Located in an expansive desert that reaches deep into Mexico and as far west as Arizona, Big Bend is an arid place full of stunning natural wonders.
A hallmark of Big Bend National Park is the Rio Grande, a mighty river that has carved some stunning canyons through the mountains. Visitors enjoy rafting trips, scenic vistas and dipping their toes in the water.
Although Big Bend is located in the Chihuahuan Desert, it is also the location of a “mountain island” — a distinct and lusher ecosystem created by the high altitude Chisos Mountains. The drive from the desert into the Chisos Basin is one of the most scenic I’ve ever experienced, and our hike up the CCC-created Lost Mine Trail was nothing short of spectacular.
Flora and Fauna
Big Bend National Park is home to a surprising variety of animals and plants, with its three major ecosystems and its location on the path of some migratory birds.

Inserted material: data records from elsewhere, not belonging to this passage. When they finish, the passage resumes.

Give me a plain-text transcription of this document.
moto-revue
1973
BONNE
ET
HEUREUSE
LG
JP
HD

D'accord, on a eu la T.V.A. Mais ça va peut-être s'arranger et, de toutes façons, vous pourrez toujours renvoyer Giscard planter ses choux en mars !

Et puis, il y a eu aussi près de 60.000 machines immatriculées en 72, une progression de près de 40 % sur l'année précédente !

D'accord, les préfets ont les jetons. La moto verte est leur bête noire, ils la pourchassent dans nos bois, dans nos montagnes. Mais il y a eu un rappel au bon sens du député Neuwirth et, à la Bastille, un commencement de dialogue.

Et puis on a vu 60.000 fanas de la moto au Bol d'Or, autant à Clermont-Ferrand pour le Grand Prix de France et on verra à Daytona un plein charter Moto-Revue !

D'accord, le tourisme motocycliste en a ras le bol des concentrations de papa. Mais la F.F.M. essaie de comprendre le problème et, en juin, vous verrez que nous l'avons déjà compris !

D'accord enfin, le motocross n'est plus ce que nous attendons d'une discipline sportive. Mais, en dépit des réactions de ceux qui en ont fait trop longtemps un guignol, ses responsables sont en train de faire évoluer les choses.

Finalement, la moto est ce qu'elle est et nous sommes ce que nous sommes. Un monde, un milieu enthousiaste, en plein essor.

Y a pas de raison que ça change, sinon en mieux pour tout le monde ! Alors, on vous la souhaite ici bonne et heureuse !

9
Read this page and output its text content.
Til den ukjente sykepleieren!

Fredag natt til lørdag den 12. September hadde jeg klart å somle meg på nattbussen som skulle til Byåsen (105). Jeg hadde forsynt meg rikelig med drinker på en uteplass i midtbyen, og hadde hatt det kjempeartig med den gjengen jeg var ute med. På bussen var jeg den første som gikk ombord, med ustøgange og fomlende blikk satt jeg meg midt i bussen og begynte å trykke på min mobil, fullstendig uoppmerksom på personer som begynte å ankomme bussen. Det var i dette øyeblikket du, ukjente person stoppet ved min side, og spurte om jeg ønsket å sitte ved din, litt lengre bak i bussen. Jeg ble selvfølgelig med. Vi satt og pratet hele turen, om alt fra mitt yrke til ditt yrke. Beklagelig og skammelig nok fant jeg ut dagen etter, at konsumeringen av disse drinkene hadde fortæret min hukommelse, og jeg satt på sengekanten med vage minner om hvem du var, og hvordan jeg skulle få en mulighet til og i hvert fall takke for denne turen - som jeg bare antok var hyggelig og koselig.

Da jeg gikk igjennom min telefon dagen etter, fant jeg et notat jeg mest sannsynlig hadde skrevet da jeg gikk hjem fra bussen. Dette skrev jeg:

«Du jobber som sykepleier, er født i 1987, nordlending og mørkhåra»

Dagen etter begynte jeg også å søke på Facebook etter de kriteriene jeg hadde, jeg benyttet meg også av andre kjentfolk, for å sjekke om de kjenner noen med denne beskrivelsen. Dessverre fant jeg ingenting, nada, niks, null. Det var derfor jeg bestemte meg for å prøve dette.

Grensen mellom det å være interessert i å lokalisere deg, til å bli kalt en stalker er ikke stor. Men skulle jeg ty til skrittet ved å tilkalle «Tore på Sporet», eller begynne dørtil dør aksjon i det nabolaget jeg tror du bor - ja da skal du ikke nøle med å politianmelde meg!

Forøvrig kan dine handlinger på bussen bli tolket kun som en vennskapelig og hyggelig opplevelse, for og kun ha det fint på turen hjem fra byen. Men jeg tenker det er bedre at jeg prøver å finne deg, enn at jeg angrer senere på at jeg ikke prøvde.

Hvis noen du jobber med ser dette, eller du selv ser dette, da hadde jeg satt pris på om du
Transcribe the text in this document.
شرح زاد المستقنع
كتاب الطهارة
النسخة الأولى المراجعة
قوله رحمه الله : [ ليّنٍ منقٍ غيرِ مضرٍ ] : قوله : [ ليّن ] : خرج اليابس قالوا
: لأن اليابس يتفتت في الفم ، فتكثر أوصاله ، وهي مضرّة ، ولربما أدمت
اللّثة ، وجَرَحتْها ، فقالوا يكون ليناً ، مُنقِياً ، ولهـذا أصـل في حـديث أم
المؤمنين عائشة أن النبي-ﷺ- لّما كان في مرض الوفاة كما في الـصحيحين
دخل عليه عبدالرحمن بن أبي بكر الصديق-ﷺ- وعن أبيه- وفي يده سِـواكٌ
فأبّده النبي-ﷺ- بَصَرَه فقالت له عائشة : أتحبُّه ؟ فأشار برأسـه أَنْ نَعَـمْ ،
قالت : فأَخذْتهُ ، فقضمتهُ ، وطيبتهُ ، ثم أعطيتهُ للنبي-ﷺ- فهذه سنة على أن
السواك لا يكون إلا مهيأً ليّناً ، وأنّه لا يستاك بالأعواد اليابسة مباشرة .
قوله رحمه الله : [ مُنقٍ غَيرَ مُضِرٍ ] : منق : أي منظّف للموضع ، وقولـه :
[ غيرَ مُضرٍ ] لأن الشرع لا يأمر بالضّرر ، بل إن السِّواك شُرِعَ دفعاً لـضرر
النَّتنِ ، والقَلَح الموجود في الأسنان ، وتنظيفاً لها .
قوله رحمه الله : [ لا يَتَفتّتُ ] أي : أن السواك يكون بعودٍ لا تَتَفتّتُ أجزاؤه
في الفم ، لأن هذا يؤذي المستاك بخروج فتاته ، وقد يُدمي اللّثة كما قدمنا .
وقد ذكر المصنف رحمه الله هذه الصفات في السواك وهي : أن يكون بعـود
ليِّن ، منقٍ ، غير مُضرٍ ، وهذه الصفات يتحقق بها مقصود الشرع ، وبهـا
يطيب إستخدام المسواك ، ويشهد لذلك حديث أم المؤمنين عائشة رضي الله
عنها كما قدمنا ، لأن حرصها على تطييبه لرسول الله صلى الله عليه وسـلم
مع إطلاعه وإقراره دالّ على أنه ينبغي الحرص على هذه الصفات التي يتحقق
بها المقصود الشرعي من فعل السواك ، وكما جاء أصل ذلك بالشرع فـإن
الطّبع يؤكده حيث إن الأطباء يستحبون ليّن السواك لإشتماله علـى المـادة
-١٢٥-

History in Big Bend National Park
Big Bend’s history stretches much farther back than its establishment in 1944. It served as a home to ranchers in the early twentieth century, indigenous people for thousands of years before, and dinosaurs millions of years ago.
Crossing the Border
As of 2013, visitors to Big Bend National Park may cross the Rio Grande on a ferry at Boquillas Crossing. The colorful Boquillas is visible from several scenic lookouts in the park in case you forgot your passport.